Haricots colombiens, lentilles d’Irak, blé français… Depuis dix ans, aux confins de la Norvège, des graines du monde entier sont stockées dans un immense coffre-fort. Notre reporter a visité ce bunker, ultime refuge de notre patrimoine agricole.

Mains nues et parka grande ouverte, Asmund Asdal semble insensible au froid. En ce mois d’octobre, le vent est pourtant glaçant et le mercure avoisine le zéro degré. Au Svalbard, l’hiver arrive tôt et sans prévenir. Cet archipel norvégien accroché au-dessus du cercle arctique, se situe à 1000 kilomètres du pôle Nord. Sur ses 30 îles, recouvertes à 60 % de glaciers, deux sont habitées. La plus grande, Spitzberg, compte quelque 3000 résidents, vivant pour la plupart à Longyearbyen, la ville la plus septentrionale de la planète, coincée au fond d’un fjord.

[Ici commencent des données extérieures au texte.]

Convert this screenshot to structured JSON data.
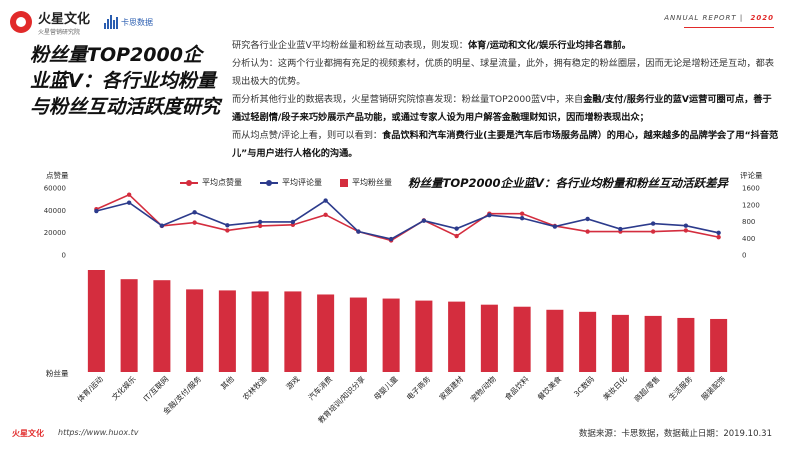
{
  "header": {
    "brand": "火星文化",
    "brand_sub": "火星营销研究院",
    "partner": "卡思数据",
    "report_label": "ANNUAL REPORT",
    "year": "2020"
  },
  "page_title": "粉丝量TOP2000企业蓝V：各行业均粉量与粉丝互动活跃度研究",
  "intro": {
    "p1_a": "研究各行业企业蓝V平均粉丝量和粉丝互动表现，则发现：",
    "p1_b": "体育/运动和文化/娱乐行业均排名靠前。",
    "p2": "分析认为：这两个行业都拥有充足的视频素材，优质的明星、球星流量，此外，拥有稳定的粉丝圈层，因而无论是增粉还是互动，都表现出极大的优势。",
    "p3_a": "而分析其他行业的数据表现，火星营销研究院惊喜发现：粉丝量TOP2000蓝V中，来自",
    "p3_b": "金融/支付/服务行业的蓝V运营可圈可点，善于通过轻剧情/段子来巧妙展示产品功能，或通过专家人设为用户解答金融理财知识，因而增粉表现出众；",
    "p4_a": "而从均点赞/评论上看，则可以看到：",
    "p4_b": "食品饮料和汽车消费行业(主要是汽车后市场服务品牌）的用心，越来越多的品牌学会了用“抖音范儿”与用户进行人格化的沟通。"
  },
  "footer": {
    "brand": "火星文化",
    "url": "https://www.huox.tv",
    "source": "数据来源：卡思数据，数据截止日期：2019.10.31"
  },
  "colors": {
    "like": "#d42d3e",
    "comment": "#2c3b8c",
    "fans": "#d42d3e"
  },
  "chart_data": {
    "type": "bar",
    "title": "粉丝量TOP2000企业蓝V：各行业均粉量和粉丝互动活跃差异",
    "categories": [
      "体育/运动",
      "文化娱乐",
      "IT/互联网",
      "金融/支付/服务",
      "其他",
      "农林牧渔",
      "游戏",
      "汽车消费",
      "教育培训/知识分享",
      "母婴儿童",
      "电子商务",
      "家居建材",
      "宠物/动物",
      "食品饮料",
      "餐饮美食",
      "3C数码",
      "美妆日化",
      "商超/零售",
      "生活服务",
      "服装配饰"
    ],
    "series": [
      {
        "name": "平均点赞量",
        "type": "line",
        "axis": "left",
        "values": [
          41000,
          54000,
          26000,
          29000,
          22000,
          26000,
          27000,
          36000,
          21000,
          13000,
          31000,
          17000,
          37000,
          37000,
          26000,
          21000,
          21000,
          21000,
          22000,
          16000
        ]
      },
      {
        "name": "平均评论量",
        "type": "line",
        "axis": "right",
        "values": [
          1050,
          1250,
          700,
          1020,
          710,
          790,
          790,
          1300,
          560,
          380,
          820,
          630,
          950,
          880,
          680,
          860,
          620,
          750,
          700,
          530
        ]
      },
      {
        "name": "平均粉丝量",
        "type": "bar",
        "axis": "none",
        "values": [
          100,
          91,
          90,
          81,
          80,
          79,
          79,
          76,
          73,
          72,
          70,
          69,
          66,
          64,
          61,
          59,
          56,
          55,
          53,
          52
        ]
      }
    ],
    "left_axis": {
      "label": "点赞量",
      "ticks": [
        "60000",
        "40000",
        "20000",
        "0"
      ],
      "range": [
        0,
        60000
      ]
    },
    "right_axis": {
      "label": "评论量",
      "ticks": [
        "1600",
        "1200",
        "800",
        "400",
        "0"
      ],
      "range": [
        0,
        1600
      ]
    },
    "bar_axis": {
      "label": "粉丝量"
    },
    "legend": [
      "平均点赞量",
      "平均评论量",
      "平均粉丝量"
    ]
  }
}
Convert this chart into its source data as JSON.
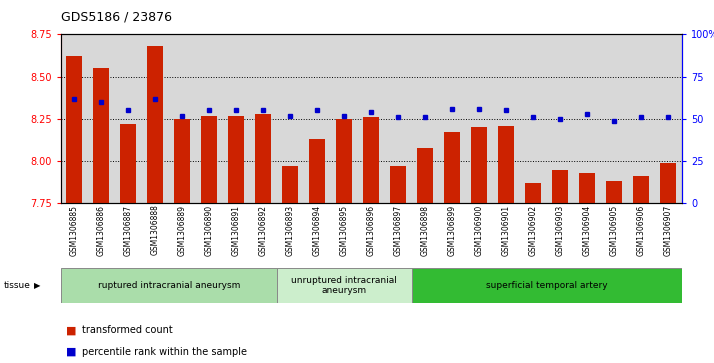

Dans ce décor de bout du monde, Asmund s’active dans une lueur de point du jour. Bientôt, il fera nuit en  permanence et pour quatre mois. Le grand gaillard norvégien empoigne la dernière des caisses entassées dans une camionnette, avant de pénétrer dans un étrange bâtiment. Une rampe de béton, s’enfonçant dans la montagne brune coiffée de neige. Il ressort quelques secondes plus tard, les mains vides : « Mission accomplie.» Asmund vient de déposer quelques centaines d’échantillons, venus tout droit de Colombie. « Des haricots et des espèces fourragères, principalement, envoyés par le Centre international d’agriculture tropicale», précise-t-il.

Pour comprendre ce que ces haricots tropicaux viennent faire sur les rives de l’océan Arctique, une précision s’impose. Asmund Asdal est le coordinateur du Global Seed Vault, une immense banque de graines ouverte ici il y a dix ans. Son coffre-fort, creusé à 120 mètres sous le sol gelé, a été conçu pour accueillir des copies de l’ensemble des semences agricoles de la planète, et pour les préserver des guerres, des catastrophes naturelles, du changement climatique, de l’agriculture intensive et autres maux menaçant la biodiversité.